Nulla a che vedere con il 2020. La stagione influenzale 2021-22 è iniziata a spron battuto, con molti più casi rispetto anche alle stagioni precedenti la pandemia. Lo mostra il primo rapporto epidemiologico InfluNet dell’Istituto Superiore di Sanità: nella 45sima settimana del 2021 si osserva un’incidenza di sintomatologia simil-influenzale pari a 4,2 casi per mille assistiti (erano 3,5 per 1000 la settimana precedente). Nella stagione 2019-20 (ultima in cui è stata osservata un’epidemia stagionale di sindromi simil-influenzali), in questa stessa settimana, il livello di incidenza era pari a 1,75 casi per mille assistiti.
A essere colpiti maggiormente sono i bambini al di sotto dei 5 anni di età in cui si osserva un’incidenza pari a 15,8 casi per mille assistiti. Nove le Regioni (Val d’Aosta, P.A. di Bolzano, P.A. di Trento, Friuli Venezia Giulia, Umbria, Campania, Basilicata, Calabria, Sardegna) che non hanno ancora attivato la sorveglianza mentre alcune tra quelle in cui è attiva – Piemonte, Lombardia e Emilia-Romagna- registrano un livello di incidenza delle sindromi simil-influenzali sopra la soglia basale.
Le soglie della stagione in corso per l’Italia sono: 3,16 casi per mille assistiti (livello basale), 9,37 (intensità bassa), 14,37 (intensità media), 17,36 (intensità alta), oltre 17,36 (intensità molto alta).
La maggior parte dei casi di sindrome simil influenzale segnalati sono riconducibili ad altri virus respiratori diversi da quelli influenzali, e va detto che chiaramente rispetto al pre-pandemia, i sintomi simil-influenzali rendono le persone molto più propense a recarsi dal medico, per scongiurare che si tratti di COVID. Il confronto con la stagione passata, dove in questo periodo eravamo in semi-lockdown, è comunque netto.
La domanda è che possibile impatto potranno avere le coinfezioni fra COVID-19 e influenza in questa stagione.
Nel 2021, non sappiamo ancora molto su come, o quanto spesso, il virus dell’influenza e il SARS-CoV-2 agiscano in tandem all’interno dello stesso corpo.
Una revisione della letteratura pubblicata a maggio 2021 su PLOS, basata sui dati di 118 articoli scientifici, ha stimato che ben il 19% dei pazienti con COVID-19 ha avuto in corso co-infezioni, e il 24% ha superinfezioni. La presenza di una coinfezione o di una superinfezione era associata a prognosi peggiori, incluso un aumento della mortalità. La metà di tutti i decessi per COVID-19 esaminati nello studio può essere attribuita a infezioni miste (non solo con virus influenzali).
Servono – concludono gli autori – test diagnostici per identificare e trattare le infezioni respiratorie concomitanti tra i pazienti con infezione da SARS-CoV-2, in particolare per ottimizzare le cure precoci domiciliari.

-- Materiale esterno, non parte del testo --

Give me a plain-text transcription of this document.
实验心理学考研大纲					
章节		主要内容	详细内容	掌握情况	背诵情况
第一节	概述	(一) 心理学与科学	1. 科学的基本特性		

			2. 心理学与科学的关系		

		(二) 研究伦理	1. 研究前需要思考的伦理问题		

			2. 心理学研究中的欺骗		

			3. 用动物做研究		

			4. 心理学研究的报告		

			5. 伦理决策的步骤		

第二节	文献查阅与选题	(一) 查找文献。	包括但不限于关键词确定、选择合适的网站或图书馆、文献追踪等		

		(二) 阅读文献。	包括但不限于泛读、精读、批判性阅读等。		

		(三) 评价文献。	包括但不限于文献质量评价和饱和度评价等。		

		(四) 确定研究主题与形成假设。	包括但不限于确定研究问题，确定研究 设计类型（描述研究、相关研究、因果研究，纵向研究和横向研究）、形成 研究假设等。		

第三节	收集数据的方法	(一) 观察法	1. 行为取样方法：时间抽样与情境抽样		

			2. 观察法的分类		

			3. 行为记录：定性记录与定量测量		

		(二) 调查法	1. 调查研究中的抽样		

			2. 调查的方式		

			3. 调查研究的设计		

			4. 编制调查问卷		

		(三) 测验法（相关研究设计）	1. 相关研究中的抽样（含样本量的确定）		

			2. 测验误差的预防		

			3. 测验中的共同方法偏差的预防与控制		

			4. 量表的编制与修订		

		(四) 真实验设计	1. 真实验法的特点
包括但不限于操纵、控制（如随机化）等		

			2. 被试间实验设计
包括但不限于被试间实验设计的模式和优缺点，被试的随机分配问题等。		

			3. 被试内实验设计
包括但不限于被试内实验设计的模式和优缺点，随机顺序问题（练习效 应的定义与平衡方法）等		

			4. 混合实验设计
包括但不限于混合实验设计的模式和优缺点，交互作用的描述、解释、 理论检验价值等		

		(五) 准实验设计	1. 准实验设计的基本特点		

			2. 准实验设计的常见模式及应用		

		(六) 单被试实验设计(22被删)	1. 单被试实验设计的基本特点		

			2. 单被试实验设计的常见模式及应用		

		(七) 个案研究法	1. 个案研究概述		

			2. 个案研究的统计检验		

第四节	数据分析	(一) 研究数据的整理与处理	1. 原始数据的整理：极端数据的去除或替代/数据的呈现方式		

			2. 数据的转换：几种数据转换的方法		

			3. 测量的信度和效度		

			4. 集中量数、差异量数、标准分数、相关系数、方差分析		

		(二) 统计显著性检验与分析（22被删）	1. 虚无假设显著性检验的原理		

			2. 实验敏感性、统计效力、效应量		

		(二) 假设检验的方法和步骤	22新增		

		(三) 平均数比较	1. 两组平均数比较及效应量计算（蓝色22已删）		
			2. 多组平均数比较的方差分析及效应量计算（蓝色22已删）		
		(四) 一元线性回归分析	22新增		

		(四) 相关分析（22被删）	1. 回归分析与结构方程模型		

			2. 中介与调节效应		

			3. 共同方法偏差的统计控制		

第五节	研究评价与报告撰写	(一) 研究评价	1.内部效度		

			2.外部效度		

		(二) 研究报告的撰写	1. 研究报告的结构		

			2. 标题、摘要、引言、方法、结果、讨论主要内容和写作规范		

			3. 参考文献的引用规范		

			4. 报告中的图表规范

Le persone malate di influenza sono similmente inclini alle superinfezioni batteriche, particolarmente pericolose per il problema dell’antibiotico resistenza. Non bisogna dimenticare tutta la serie di virus dell’herpes come il citomegalovirus, presenti nel 50-80% degli adulti, e il virus varicella-zoster, che causa la varicella e l’herpes zoster. Un altro che ci rimane per sempre è il virus Epstein-Barr, che può causare la mononucleosi.
Un’altra metaanalisi pubblicata su Nature a ottobre 2021 che ha coinvolto 30 studi, su 3834 pazienti con COVID-19, ha rivelato che 7% ha avuto un coinfectione batterica e il 3% ha avuto coinfectioni virali, in grossa parte influenza A. Ma soprattutto ha evidenziato che la precedente immunità all’influenza, ma non alla SARS-CoV-2, riduce il rischio di COVID-19 grave e di mortalità. Questi dati supportano sperimentalmente la necessità della vaccinazione contro l’influenza stagionale come misura per ridurre il rischio di comorbilità grave influenza/COVID-19.
La campagna influenzali e i dati.
La campagna per la vaccinazione antinfluenzale 2021-22 è iniziata, ma è presto per avere dati. Abbiamo però quelli della stagione 2020-21 che mostrano un incremento notevole di persone che hanno aderito alla vaccinazione rispetto agli anni precedenti: il 23,7 dei residenti, la percentuale più alta degli ultimi 20 anni (il valore più alto si era avuto nel 20101 con il 19,6% di popolazione vaccinata).
Fra gli over 65, per i quali la vaccinazione è consigliata e gratuita invece, siamo al 65% di vaccinati contro l’influenza, una percentuale molto maggiore di quelle degli ultimi dieci anni, ma in linea con quella del periodo 2000-2011.